JOURNAL ARTICLE
RANDOMIZED CONTROLLED TRIAL

Follow-up study of patients randomized in the Scandinavian simvastatin survival study (4S) of cholesterol lowering

T R Pedersen, L Wilhelmsen, O Faergeman, T E Strandberg, G Thorgeirsson, L Troedsson, J Kristianson, K Berg, T J Cook, T Haghfelt, J Kjekshus, T Miettinen, A G Olsson, K Pyörälä, H Wedel
American Journal of Cardiology 2000 August 1, 86 (3): 257-62
10922429
The Scandinavian Simvastatin Survival Study (4S) and other randomized clinical trials have demonstrated that cholesterol-lowering treatment with statins improves prognosis in patients with coronary atherosclerosis compared with placebo. The effect of therapy with statins beyond the typical 5 to 6 years' duration of the trials, in particular regarding the risk of cancer, has not been investigated. This study examines the long-term effects of simvastatin for up to 8 years on cause-specific mortality in patients with coronary heart disease (CHD). We performed an observational, government registry-based study of mortality in the groups originally randomized to simvastatin or placebo in the 4S over an additional 2-year follow-up period, so that the median total follow-up period was 7.4 years (range 6.9 to 8.3 in surviving patients). Randomization took place at outpatient clinics at 94 clinical centers in Denmark, Finland, Iceland, Norway, and Sweden from 1988 to 1989. Of 4,444 patients with CHD, 2,223 and 2,221 were randomized to treatment with placebo or simvastatin therapy, respectively. Patients received treatment with simvastatin, starting at 20 mg/day, with titration to 40 mg/day at 12 or 24 weeks if total cholesterol was >5.2 mmol/L (200 mg/dl), or placebo. After the double-blind period, most patients in both treatment groups received simvastatin as open-label prescription. Of the 1,967 patients originally treated with placebo and surviving the double-blind period, 97 (4.9%) died during the following 2 years.

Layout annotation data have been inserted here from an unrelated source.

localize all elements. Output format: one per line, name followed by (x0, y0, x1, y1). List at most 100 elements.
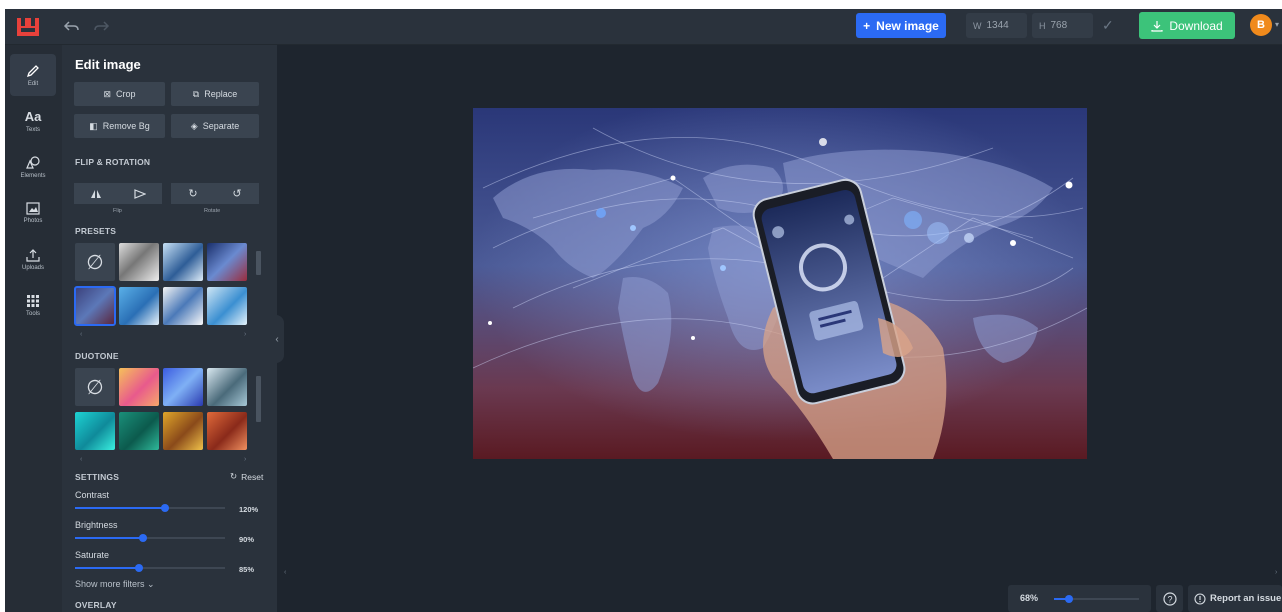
chevron-down-icon[interactable]: ▾ (1275, 20, 1279, 29)
width-input[interactable]: W 1344 (966, 13, 1027, 38)
duotone-scrollbar[interactable] (256, 376, 261, 422)
duotone-thumb[interactable] (119, 412, 159, 450)
download-icon (1151, 20, 1163, 32)
flip-vertical-button[interactable] (118, 183, 162, 204)
report-issue-button[interactable]: Report an issue (1188, 585, 1282, 612)
remove-bg-icon: ◧ (89, 120, 98, 131)
contrast-slider-knob[interactable] (161, 504, 169, 512)
duotone-thumb[interactable] (75, 412, 115, 450)
refresh-icon: ↻ (230, 471, 238, 481)
pencil-icon (26, 64, 39, 77)
zoom-slider[interactable] (1054, 595, 1139, 603)
user-avatar[interactable]: B (1250, 14, 1272, 36)
preset-none[interactable]: ∅ (75, 243, 115, 281)
rail-item-elements[interactable]: Elements (10, 146, 56, 188)
rail-item-texts[interactable]: Aa Texts (10, 100, 56, 142)
redo-icon[interactable] (91, 17, 111, 37)
remove-bg-button[interactable]: ◧ Remove Bg (74, 114, 165, 138)
photo-icon (26, 202, 40, 215)
rail-item-uploads[interactable]: Uploads (10, 238, 56, 280)
svg-text:?: ? (1167, 594, 1172, 604)
preset-thumb[interactable] (207, 287, 247, 325)
download-button[interactable]: Download (1139, 12, 1235, 39)
height-input[interactable]: H 768 (1032, 13, 1093, 38)
duotone-none[interactable]: ∅ (75, 368, 115, 406)
left-rail: Edit Aa Texts Elements Photos Uploads To… (5, 45, 62, 612)
flip-vertical-icon (134, 188, 146, 199)
none-icon: ∅ (86, 251, 104, 274)
grid-icon (27, 294, 39, 307)
rotate-left-button[interactable]: ↺ (215, 183, 259, 204)
show-more-filters-link[interactable]: Show more filters ⌄ (75, 579, 155, 590)
collapse-panel-button[interactable]: ‹ (270, 315, 284, 363)
saturate-label: Saturate (75, 550, 110, 560)
preset-thumb[interactable] (119, 243, 159, 281)
crop-button[interactable]: ⊠ Crop (74, 82, 165, 106)
zoom-control: 68% (1008, 585, 1151, 612)
duotone-scroll-left-icon[interactable]: ‹ (80, 456, 82, 463)
flip-horizontal-button[interactable] (74, 183, 118, 204)
duotone-thumb[interactable] (163, 412, 203, 450)
contrast-slider-fill (75, 507, 165, 509)
top-bar: + New image W 1344 H 768 ✓ Download B ▾ (5, 9, 1282, 45)
brightness-slider-fill (75, 537, 143, 539)
presets-scroll-right-icon[interactable]: › (244, 331, 246, 338)
rotate-caption: Rotate (204, 208, 221, 214)
saturate-value: 85% (239, 565, 255, 574)
rotate-right-icon: ↻ (188, 188, 198, 200)
rotate-right-button[interactable]: ↻ (171, 183, 215, 204)
confirm-size-check-icon[interactable]: ✓ (1102, 17, 1114, 34)
preset-thumb[interactable] (207, 243, 247, 281)
contrast-slider[interactable] (75, 504, 225, 512)
rotate-left-icon: ↺ (232, 188, 242, 200)
app-logo-icon[interactable] (15, 15, 41, 39)
rail-item-edit[interactable]: Edit (10, 54, 56, 96)
contrast-label: Contrast (75, 490, 110, 500)
flip-rotation-heading: FLIP & ROTATION (75, 157, 151, 167)
replace-button[interactable]: ⧉ Replace (171, 82, 259, 106)
preset-thumb[interactable] (163, 287, 203, 325)
help-button[interactable]: ? (1156, 585, 1183, 612)
duotone-thumb[interactable] (119, 368, 159, 406)
reset-button[interactable]: ↻ Reset (230, 471, 263, 482)
preset-thumb-selected[interactable] (74, 286, 116, 326)
app-window: + New image W 1344 H 768 ✓ Download B ▾ … (5, 9, 1282, 612)
saturate-slider-knob[interactable] (134, 564, 143, 572)
presets-scroll-left-icon[interactable]: ‹ (80, 331, 82, 338)
saturate-slider[interactable] (75, 564, 225, 572)
separate-button[interactable]: ◈ Separate (171, 114, 259, 138)
flip-horizontal-icon (91, 189, 101, 198)
panel-edge-arrow-icon: ‹ (284, 569, 287, 576)
plus-icon: + (863, 18, 871, 33)
preset-thumb[interactable] (119, 287, 159, 325)
brightness-slider-knob[interactable] (138, 534, 147, 542)
preset-thumb[interactable] (163, 243, 203, 281)
upload-icon (26, 248, 40, 262)
contrast-value: 120% (239, 505, 259, 514)
none-icon: ∅ (86, 376, 104, 399)
rail-item-tools[interactable]: Tools (10, 284, 56, 326)
new-image-button[interactable]: + New image (856, 13, 946, 38)
canvas-edge-arrow-icon: › (1275, 569, 1278, 576)
canvas-image[interactable] (473, 108, 1087, 459)
presets-scrollbar[interactable] (256, 251, 261, 275)
brightness-value: 90% (239, 535, 255, 544)
zoom-value: 68% (1020, 593, 1039, 603)
info-icon (1194, 592, 1206, 605)
duotone-thumb[interactable] (207, 368, 247, 406)
undo-icon[interactable] (62, 17, 82, 37)
duotone-thumb[interactable] (207, 412, 247, 450)
duotone-scroll-right-icon[interactable]: › (244, 456, 246, 463)
zoom-slider-knob[interactable] (1065, 595, 1074, 603)
rail-item-photos[interactable]: Photos (10, 192, 56, 234)
separate-icon: ◈ (190, 120, 198, 131)
chevron-left-icon: ‹ (275, 333, 279, 345)
flip-caption: Flip (113, 208, 122, 214)
brightness-slider[interactable] (75, 534, 225, 542)
crop-icon: ⊠ (103, 88, 112, 99)
settings-heading: SETTINGS (75, 472, 120, 482)
duotone-thumb[interactable] (163, 368, 203, 406)
question-icon: ? (1162, 591, 1177, 606)
saturate-slider-fill (75, 567, 139, 569)
presets-heading: PRESETS (75, 226, 117, 236)
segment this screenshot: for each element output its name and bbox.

In the group randomized to simvastatin the corresponding number was 74 of the 2, 039 survivors (3.6%). Adding these deaths to those occurring during the original trial, the total was 353 (15.9%) and 256 (11.5%) deaths in the groups originally randomized to placebo and simvastatin, respectively. The relative risk was 0.70 (95% confidence interval 0. 60 to 0.82, p = 0.00002). The total number of cancer deaths was 68 (3.1%) in the placebo group and 52 (2.3%) in the simvastatin group (relative risk 0.73, 95% confidence interval 0.51 to 0.05, p = 0. 087), and the numbers of noncardiovascular and other deaths were similar in both groups. We therefore conclude that treatment with simvastatin for up to 8 years in patients with CHD is safe and yields continued survival benefit.